Recommended Citation
Muralikrishnan, Rahul Krishnan; Gopalakrishna, Preksha; and Sugumaran, Vijayan, "Biomedical Named Entity Recognition (NER) for Chemical-Protein Interactions" (2021). AMCIS 2021 Proceedings. 13.
https://aisel.aisnet.org/amcis2021/adv_info_systems_general_track/adv_info_systems_general_track/13
Biomedical Named Entity Recognition (NER) for Chemical-Protein Interactions
Drug discovery is a strenuous manual effort.
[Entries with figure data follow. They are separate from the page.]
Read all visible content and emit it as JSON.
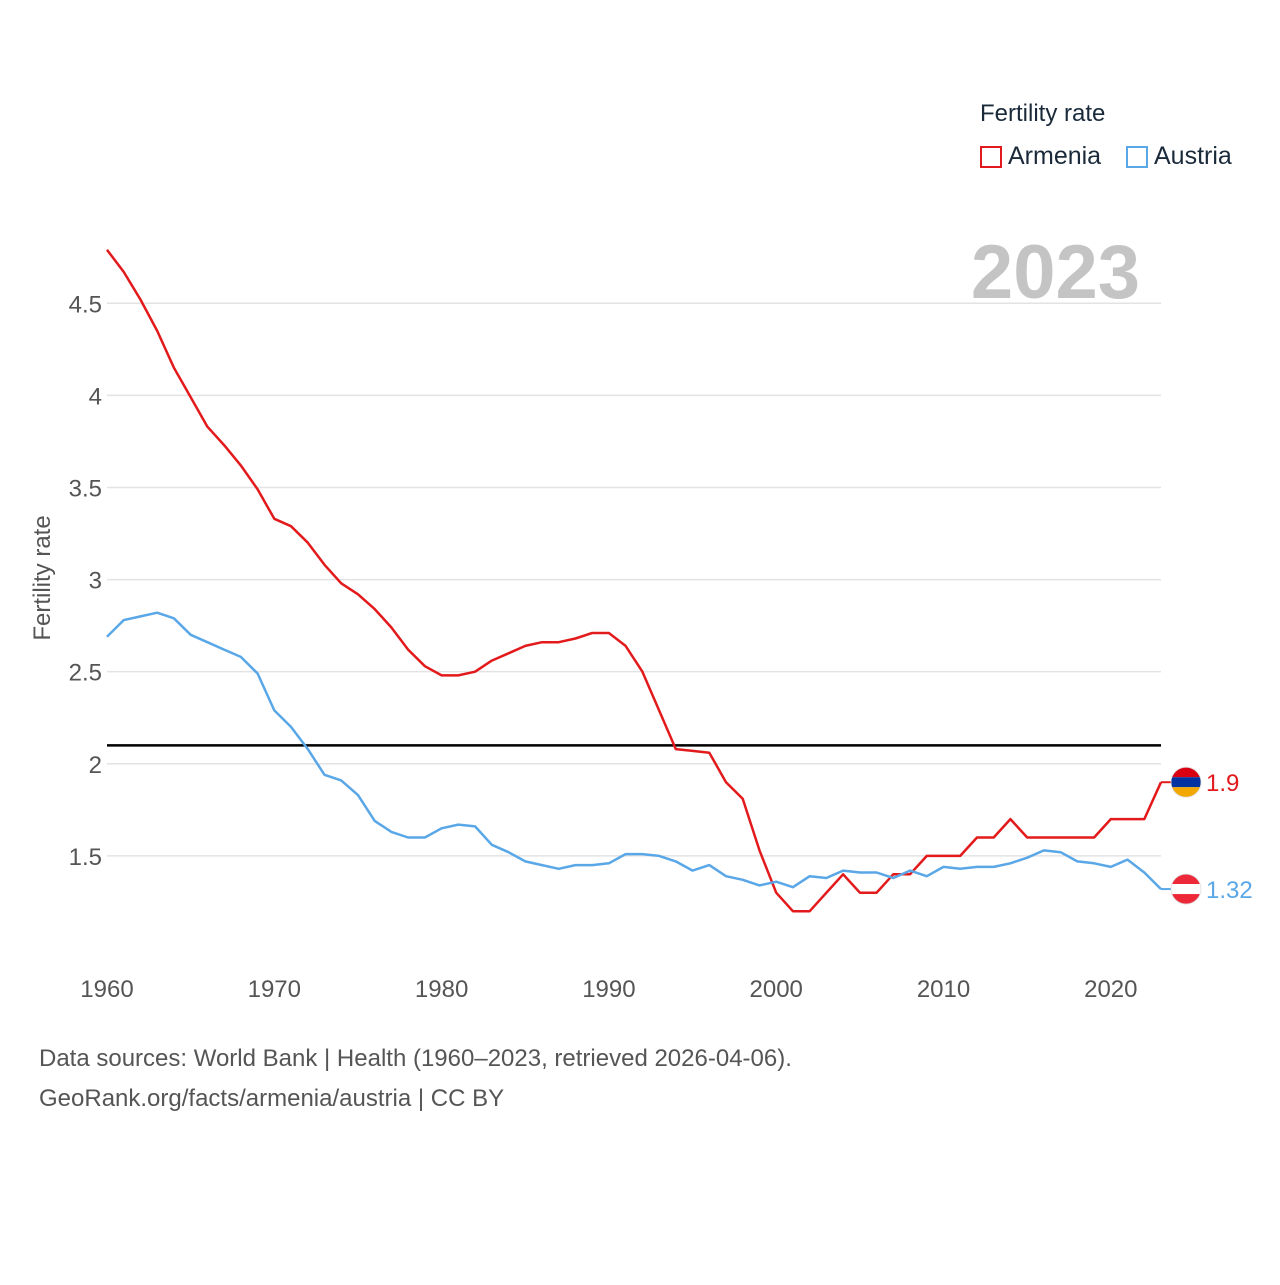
{
  "legend": {
    "title": "Fertility rate",
    "items": [
      {
        "label": "Armenia",
        "color": "#e31a1c"
      },
      {
        "label": "Austria",
        "color": "#5aa7e8"
      }
    ]
  },
  "footer": {
    "line1": "Data sources: World Bank | Health (1960–2023, retrieved 2026-04-06).",
    "line2": "GeoRank.org/facts/armenia/austria | CC BY"
  },
  "chart_data": {
    "type": "line",
    "year_label": "2023",
    "ylabel": "Fertility rate",
    "xlim": [
      1960,
      2023
    ],
    "ylim": [
      1.0,
      4.8
    ],
    "x_ticks": [
      1960,
      1970,
      1980,
      1990,
      2000,
      2010,
      2020
    ],
    "y_ticks": [
      {
        "value": 1.5,
        "label": "1.5"
      },
      {
        "value": 2,
        "label": "2"
      },
      {
        "value": 2.5,
        "label": "2.5"
      },
      {
        "value": 3,
        "label": "3"
      },
      {
        "value": 3.5,
        "label": "3.5"
      },
      {
        "value": 4,
        "label": "4"
      },
      {
        "value": 4.5,
        "label": "4.5"
      }
    ],
    "reference_line": 2.1,
    "x": [
      1960,
      1961,
      1962,
      1963,
      1964,
      1965,
      1966,
      1967,
      1968,
      1969,
      1970,
      1971,
      1972,
      1973,
      1974,
      1975,
      1976,
      1977,
      1978,
      1979,
      1980,
      1981,
      1982,
      1983,
      1984,
      1985,
      1986,
      1987,
      1988,
      1989,
      1990,
      1991,
      1992,
      1993,
      1994,
      1995,
      1996,
      1997,
      1998,
      1999,
      2000,
      2001,
      2002,
      2003,
      2004,
      2005,
      2006,
      2007,
      2008,
      2009,
      2010,
      2011,
      2012,
      2013,
      2014,
      2015,
      2016,
      2017,
      2018,
      2019,
      2020,
      2021,
      2022,
      2023
    ],
    "series": [
      {
        "name": "Armenia",
        "color": "#e31a1c",
        "end_label": "1.9",
        "values": [
          4.79,
          4.67,
          4.52,
          4.35,
          4.15,
          3.99,
          3.83,
          3.73,
          3.62,
          3.49,
          3.33,
          3.29,
          3.2,
          3.08,
          2.98,
          2.92,
          2.84,
          2.74,
          2.62,
          2.53,
          2.48,
          2.48,
          2.5,
          2.56,
          2.6,
          2.64,
          2.66,
          2.66,
          2.68,
          2.71,
          2.71,
          2.64,
          2.5,
          2.29,
          2.08,
          2.07,
          2.06,
          1.9,
          1.81,
          1.53,
          1.3,
          1.2,
          1.2,
          1.3,
          1.4,
          1.3,
          1.3,
          1.4,
          1.4,
          1.5,
          1.5,
          1.5,
          1.6,
          1.6,
          1.7,
          1.6,
          1.6,
          1.6,
          1.6,
          1.6,
          1.7,
          1.7,
          1.7,
          1.9
        ]
      },
      {
        "name": "Austria",
        "color": "#5aa7e8",
        "end_label": "1.32",
        "values": [
          2.69,
          2.78,
          2.8,
          2.82,
          2.79,
          2.7,
          2.66,
          2.62,
          2.58,
          2.49,
          2.29,
          2.2,
          2.08,
          1.94,
          1.91,
          1.83,
          1.69,
          1.63,
          1.6,
          1.6,
          1.65,
          1.67,
          1.66,
          1.56,
          1.52,
          1.47,
          1.45,
          1.43,
          1.45,
          1.45,
          1.46,
          1.51,
          1.51,
          1.5,
          1.47,
          1.42,
          1.45,
          1.39,
          1.37,
          1.34,
          1.36,
          1.33,
          1.39,
          1.38,
          1.42,
          1.41,
          1.41,
          1.38,
          1.42,
          1.39,
          1.44,
          1.43,
          1.44,
          1.44,
          1.46,
          1.49,
          1.53,
          1.52,
          1.47,
          1.46,
          1.44,
          1.48,
          1.41,
          1.32
        ]
      }
    ]
  }
}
Relationships between chemicals and diseases (chemical-disease relations) play an important role in drug discovery, biocuration and drug safety. Identifying the chemical-disease relationships is critical and manually curating them is expensive, time-consuming, and inefficient considering the growth of the biomedical literature over the years. Several attempts have been made to assist curation using text-mining systems including the automatic extraction of chemical-disease relations in the past with limited success. The goal of this research is to build a model that can extract chemicals and gene mentions in natural language and further predict meaningful relationships between them. We have built a Bi-LSTM with a CRF layer to extract entities from biomedical text with 90% accuracy. The model can be used in the early stages of vaccine/drug development by the scientific community. This can help speed up the development process and reduce labor costs.